Workplace Environments and Mindfulness: Improving Wellbeing and Performance

Stressful events at work are commonplace and can decrease employee wellbeing and performance. Some aspects of workplace environments, such as plants and sunlight, have been demonstrated to have a positive effect on health, wellbeing, and productivity. The practice of mindfulness, which involves nonjudgmentally paying attention to experience in the present moment, has also been shown to have numerous positive impacts. This study investigated the effects of, and interaction between, particular environmental variables (plants and sunlight) and mindfulness on wellbeing and performance. Participants consisted of undergraduate students from a state university. The environmental condition was manipulated experimentally by running participants in one of two conditions (with and without the presence of plants and sunlight).

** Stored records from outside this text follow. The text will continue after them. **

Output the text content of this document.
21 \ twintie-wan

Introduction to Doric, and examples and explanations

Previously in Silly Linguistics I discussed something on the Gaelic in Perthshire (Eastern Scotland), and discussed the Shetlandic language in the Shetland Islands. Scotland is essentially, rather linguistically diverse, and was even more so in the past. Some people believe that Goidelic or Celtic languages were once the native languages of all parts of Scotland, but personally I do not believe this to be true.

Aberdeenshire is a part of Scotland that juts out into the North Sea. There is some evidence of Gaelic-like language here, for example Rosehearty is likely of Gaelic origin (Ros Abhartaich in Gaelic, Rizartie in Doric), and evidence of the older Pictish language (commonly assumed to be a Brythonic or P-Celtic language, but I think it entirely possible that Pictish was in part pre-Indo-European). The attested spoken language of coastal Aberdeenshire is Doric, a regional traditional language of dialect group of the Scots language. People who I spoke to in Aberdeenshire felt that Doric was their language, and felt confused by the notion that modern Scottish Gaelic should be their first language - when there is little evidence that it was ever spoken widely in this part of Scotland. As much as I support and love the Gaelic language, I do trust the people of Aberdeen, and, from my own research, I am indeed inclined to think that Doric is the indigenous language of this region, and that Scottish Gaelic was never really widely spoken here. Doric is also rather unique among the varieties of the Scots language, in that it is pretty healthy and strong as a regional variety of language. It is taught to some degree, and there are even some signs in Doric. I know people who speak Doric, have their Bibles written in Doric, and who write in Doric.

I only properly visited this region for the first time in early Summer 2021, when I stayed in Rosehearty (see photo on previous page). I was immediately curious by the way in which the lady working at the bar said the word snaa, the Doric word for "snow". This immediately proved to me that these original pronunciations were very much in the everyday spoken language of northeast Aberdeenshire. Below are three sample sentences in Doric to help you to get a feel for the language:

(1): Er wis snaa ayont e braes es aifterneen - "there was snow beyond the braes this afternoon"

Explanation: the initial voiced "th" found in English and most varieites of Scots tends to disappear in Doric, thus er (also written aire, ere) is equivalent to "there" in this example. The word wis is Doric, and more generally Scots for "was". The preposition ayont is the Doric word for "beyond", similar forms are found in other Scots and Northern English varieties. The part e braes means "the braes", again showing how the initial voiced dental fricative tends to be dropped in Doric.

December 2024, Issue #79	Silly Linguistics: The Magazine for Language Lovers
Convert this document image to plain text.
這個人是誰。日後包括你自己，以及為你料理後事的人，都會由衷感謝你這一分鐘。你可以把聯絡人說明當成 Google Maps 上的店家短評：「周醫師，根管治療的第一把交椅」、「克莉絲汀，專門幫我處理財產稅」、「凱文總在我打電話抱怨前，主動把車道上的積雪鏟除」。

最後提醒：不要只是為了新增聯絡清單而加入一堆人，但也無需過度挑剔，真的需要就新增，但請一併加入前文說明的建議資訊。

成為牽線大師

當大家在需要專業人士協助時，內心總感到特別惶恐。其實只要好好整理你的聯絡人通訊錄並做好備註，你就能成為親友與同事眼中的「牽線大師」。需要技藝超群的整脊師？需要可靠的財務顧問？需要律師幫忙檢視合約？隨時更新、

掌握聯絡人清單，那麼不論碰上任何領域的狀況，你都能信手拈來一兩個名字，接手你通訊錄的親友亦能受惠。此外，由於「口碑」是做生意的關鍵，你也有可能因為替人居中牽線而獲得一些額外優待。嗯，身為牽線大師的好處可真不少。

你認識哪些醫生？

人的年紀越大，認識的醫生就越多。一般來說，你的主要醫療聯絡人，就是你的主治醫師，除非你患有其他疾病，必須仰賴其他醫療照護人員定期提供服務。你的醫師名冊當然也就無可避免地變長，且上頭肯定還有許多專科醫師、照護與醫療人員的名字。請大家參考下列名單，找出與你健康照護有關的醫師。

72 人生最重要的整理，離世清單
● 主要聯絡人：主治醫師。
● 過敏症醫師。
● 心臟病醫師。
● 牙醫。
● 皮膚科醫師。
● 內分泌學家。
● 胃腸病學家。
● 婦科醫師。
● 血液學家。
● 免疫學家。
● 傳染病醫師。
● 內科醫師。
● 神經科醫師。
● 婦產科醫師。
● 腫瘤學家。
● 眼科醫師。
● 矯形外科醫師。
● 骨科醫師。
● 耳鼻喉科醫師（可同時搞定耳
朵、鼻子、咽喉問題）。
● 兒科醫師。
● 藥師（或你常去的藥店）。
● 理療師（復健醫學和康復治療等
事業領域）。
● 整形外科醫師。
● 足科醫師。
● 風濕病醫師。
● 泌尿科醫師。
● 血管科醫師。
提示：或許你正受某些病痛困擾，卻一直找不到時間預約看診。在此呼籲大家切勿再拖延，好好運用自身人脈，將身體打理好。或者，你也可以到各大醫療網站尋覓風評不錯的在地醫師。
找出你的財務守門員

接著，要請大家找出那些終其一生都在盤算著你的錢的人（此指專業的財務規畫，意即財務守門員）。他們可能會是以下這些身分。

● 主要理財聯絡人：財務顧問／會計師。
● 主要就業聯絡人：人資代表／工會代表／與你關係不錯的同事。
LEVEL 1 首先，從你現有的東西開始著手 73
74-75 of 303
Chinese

Mindfulness was experimentally manipulated as well, by having participants listen to a mindfulness-increasing audio recording or a neutral educational recording as a control. The effects of mindfulness and workplace environment on wellbeing and performance were examined by conducting six 2X2 factorial ANOVAs (one for each dependent variable, i.e. performance, stress/anxiety, positive mood, negative mood, task satisfaction, and task likability). Performance was measured in terms of how well the participants performed on a proofreading task. It was predicted that participants in the mindfulness and enriched room conditions would display higher levels of wellbeing and performance. It was also predicted that the combination of mindfulness and enriched environment would result in higher levels of wellbeing and performance than either condition by itself. It was found that participants in the mindfulness condition had significantly higher levels of task satisfaction, task likability, and positive mood. Contrary to past research, no effect of enriched room was observed in this study. In conclusion, increased mindfulness leads to better mood and a more positive perception of mundane office tasks. Although performance was not influenced, the above-mentioned effects of mindfulness are still useful in a workplace setting. Lastly, the results of this study imply that, at least under these conditions, room enrichment does not impact wellbeing and performance.